Também poderia falar de um livro supimpa, sobre os jogos das vanguardas,
editado em Espanha. Ou poderia começar
ainda, não sei porquê, por Fredun Shapur, que nada tem a ver com o país dos
sovietes mas cujo trabalho gostaria de um dia mostrar aqui no Malomil, pois há quem se interesse por estas
coisas. É o meu caso, modesto coleccionador de livros infantis – dos quais,
alguns soviéticos. São belos, verdadeiros ícones expressivos, simples no grafismo directo e
linear, austeros nos acabamentos, de impressão barata e para as massas. Já
conhecia e tinha dois livros italianos que, cada qual à sua maneira, eram
bonitos e informativos.

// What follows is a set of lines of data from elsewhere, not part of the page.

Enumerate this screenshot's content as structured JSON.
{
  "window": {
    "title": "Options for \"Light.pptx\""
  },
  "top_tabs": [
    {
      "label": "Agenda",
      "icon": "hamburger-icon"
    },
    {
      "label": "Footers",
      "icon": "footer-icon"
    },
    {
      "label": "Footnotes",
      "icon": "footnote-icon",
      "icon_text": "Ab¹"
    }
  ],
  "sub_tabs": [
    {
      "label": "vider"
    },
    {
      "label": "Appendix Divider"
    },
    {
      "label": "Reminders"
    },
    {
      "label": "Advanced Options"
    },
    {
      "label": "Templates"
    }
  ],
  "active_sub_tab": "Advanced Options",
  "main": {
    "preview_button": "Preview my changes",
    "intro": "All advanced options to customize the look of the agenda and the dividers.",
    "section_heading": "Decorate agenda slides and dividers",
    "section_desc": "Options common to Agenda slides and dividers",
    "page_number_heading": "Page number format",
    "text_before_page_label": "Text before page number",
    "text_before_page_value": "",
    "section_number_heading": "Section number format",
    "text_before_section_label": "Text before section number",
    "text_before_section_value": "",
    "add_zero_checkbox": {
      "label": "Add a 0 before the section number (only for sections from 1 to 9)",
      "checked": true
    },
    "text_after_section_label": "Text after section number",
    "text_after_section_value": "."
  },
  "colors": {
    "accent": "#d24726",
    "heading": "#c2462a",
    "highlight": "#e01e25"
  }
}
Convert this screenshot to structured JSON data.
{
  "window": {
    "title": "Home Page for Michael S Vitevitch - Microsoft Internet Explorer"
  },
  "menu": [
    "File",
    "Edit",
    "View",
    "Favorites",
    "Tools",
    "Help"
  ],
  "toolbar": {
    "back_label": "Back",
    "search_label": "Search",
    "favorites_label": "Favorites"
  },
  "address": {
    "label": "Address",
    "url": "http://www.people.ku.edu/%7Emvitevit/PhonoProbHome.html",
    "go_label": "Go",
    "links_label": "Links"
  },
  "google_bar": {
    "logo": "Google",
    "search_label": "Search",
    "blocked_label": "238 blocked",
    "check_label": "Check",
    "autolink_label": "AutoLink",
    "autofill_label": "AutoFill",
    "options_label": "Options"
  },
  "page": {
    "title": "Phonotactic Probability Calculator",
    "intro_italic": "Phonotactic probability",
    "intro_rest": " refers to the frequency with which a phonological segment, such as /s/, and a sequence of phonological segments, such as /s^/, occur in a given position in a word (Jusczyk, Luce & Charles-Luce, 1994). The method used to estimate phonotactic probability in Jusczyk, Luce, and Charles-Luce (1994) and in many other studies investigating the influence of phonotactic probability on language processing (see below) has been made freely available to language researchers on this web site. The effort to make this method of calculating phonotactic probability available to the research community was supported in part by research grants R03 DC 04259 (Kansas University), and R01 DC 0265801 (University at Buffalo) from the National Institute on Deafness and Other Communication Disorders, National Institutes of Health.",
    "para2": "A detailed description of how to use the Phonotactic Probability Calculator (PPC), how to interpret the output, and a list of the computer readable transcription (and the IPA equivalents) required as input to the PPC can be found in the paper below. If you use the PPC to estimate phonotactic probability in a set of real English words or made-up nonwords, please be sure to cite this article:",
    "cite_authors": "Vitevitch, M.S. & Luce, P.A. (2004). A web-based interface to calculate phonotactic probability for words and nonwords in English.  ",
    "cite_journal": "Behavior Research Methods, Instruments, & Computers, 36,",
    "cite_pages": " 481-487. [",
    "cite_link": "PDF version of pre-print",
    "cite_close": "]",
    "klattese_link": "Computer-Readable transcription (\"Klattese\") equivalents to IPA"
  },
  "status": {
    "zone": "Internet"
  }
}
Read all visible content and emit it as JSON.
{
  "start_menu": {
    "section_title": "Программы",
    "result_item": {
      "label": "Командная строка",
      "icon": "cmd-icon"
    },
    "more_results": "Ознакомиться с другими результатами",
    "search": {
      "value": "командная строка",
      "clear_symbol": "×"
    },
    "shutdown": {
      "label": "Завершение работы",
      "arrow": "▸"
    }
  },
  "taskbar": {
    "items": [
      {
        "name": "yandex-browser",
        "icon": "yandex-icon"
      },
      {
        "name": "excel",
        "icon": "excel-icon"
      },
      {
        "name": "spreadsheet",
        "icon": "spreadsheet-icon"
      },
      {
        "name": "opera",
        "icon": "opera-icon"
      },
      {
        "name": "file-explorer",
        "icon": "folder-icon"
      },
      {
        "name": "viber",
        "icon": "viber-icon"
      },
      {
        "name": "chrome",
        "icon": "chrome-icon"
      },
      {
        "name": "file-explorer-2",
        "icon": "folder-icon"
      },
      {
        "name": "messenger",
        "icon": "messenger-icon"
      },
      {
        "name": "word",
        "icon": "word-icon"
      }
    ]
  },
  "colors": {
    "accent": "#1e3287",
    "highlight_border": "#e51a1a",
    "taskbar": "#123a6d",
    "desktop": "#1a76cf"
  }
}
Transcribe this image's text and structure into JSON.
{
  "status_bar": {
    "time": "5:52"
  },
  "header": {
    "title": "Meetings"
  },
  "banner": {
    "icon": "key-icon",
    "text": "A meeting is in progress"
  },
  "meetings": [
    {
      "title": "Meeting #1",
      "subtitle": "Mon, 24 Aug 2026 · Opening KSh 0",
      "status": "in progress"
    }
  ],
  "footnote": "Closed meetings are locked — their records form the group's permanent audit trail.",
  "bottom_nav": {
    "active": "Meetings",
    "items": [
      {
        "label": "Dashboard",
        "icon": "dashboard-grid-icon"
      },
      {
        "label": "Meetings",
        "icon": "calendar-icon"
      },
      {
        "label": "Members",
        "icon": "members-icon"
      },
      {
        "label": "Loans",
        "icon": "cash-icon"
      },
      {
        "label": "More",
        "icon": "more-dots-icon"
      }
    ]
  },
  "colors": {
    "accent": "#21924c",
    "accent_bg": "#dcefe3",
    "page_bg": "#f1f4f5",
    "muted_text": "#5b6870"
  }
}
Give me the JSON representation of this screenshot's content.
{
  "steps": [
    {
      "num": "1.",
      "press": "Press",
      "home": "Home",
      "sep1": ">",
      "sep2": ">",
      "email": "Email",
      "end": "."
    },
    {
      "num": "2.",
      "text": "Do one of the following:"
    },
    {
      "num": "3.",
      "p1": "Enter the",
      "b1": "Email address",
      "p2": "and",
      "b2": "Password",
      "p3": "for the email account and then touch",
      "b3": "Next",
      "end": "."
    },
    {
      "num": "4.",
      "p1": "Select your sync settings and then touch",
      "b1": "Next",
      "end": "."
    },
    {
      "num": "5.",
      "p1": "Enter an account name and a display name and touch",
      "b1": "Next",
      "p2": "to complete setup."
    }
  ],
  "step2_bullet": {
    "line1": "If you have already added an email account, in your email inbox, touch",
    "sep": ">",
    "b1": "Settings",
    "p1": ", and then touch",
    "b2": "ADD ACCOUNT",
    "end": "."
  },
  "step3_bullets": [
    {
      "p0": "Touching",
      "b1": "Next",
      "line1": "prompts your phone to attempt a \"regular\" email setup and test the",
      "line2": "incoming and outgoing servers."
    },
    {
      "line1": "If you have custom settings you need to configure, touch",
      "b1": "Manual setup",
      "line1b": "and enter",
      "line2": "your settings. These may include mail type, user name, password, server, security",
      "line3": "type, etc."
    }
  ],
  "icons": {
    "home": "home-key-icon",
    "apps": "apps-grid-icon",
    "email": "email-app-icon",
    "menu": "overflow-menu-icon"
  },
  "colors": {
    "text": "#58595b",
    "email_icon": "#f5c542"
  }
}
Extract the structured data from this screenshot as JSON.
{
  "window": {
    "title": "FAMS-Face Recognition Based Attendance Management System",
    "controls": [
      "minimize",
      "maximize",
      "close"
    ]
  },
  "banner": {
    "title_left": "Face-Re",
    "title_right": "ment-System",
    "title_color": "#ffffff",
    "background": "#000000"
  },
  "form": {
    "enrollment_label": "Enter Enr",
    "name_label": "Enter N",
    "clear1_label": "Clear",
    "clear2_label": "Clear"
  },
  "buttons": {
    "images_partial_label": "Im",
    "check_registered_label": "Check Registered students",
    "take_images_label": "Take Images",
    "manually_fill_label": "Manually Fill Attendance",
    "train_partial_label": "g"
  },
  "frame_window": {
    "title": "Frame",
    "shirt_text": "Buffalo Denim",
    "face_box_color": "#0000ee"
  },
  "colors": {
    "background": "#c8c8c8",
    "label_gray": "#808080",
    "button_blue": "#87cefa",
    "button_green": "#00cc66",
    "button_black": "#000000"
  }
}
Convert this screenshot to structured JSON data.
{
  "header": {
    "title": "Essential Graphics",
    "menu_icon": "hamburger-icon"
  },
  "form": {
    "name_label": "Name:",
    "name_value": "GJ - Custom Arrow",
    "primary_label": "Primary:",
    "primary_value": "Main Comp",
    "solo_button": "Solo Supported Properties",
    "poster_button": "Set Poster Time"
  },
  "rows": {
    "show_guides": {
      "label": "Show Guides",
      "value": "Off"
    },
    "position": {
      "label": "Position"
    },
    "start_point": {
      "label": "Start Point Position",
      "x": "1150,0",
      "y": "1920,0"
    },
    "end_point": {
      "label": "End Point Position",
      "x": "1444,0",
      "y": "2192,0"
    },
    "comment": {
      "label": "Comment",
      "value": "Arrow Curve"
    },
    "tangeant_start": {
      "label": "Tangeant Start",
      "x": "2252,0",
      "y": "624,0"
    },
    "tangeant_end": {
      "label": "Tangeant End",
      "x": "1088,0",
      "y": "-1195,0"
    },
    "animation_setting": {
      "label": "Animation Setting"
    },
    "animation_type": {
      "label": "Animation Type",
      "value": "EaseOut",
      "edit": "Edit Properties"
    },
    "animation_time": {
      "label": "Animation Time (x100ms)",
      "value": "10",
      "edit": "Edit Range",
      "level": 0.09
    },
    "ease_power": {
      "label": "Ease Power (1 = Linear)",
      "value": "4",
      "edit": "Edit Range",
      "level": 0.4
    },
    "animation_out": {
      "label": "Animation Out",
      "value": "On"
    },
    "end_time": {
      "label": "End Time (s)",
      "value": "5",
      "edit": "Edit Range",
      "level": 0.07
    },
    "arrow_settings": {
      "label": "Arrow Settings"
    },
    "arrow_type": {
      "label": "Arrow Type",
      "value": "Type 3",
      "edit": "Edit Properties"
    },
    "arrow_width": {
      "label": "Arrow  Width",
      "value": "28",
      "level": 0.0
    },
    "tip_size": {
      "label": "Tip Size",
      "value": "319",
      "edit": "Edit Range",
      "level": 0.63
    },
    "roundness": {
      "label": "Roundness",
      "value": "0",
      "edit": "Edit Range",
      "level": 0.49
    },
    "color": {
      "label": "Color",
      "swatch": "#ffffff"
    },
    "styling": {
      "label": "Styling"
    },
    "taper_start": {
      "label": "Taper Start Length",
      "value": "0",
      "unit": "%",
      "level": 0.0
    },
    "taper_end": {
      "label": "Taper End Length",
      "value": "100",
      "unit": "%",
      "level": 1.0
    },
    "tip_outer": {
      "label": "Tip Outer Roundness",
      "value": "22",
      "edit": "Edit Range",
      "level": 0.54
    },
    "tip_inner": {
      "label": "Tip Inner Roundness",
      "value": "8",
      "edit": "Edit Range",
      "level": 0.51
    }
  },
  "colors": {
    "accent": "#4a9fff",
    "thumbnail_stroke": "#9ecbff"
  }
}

Um chama-se L’Ilustrazione del Libro per Bambini e l’Avanguardia Russa, sendo assinado por Ernst
Kuznecov e editado pela Cantini nos idos de 1991 (comprei-o em Veneza, baratíssimo, verificando que agora andam a pedir por ele quase 100 dólares). Outro, mais abrangente e
difuso, intitulado 39 Illustratori Sovietici, catálogo da Bienal do Livro Ilustrado Infantil, Roma, 1992.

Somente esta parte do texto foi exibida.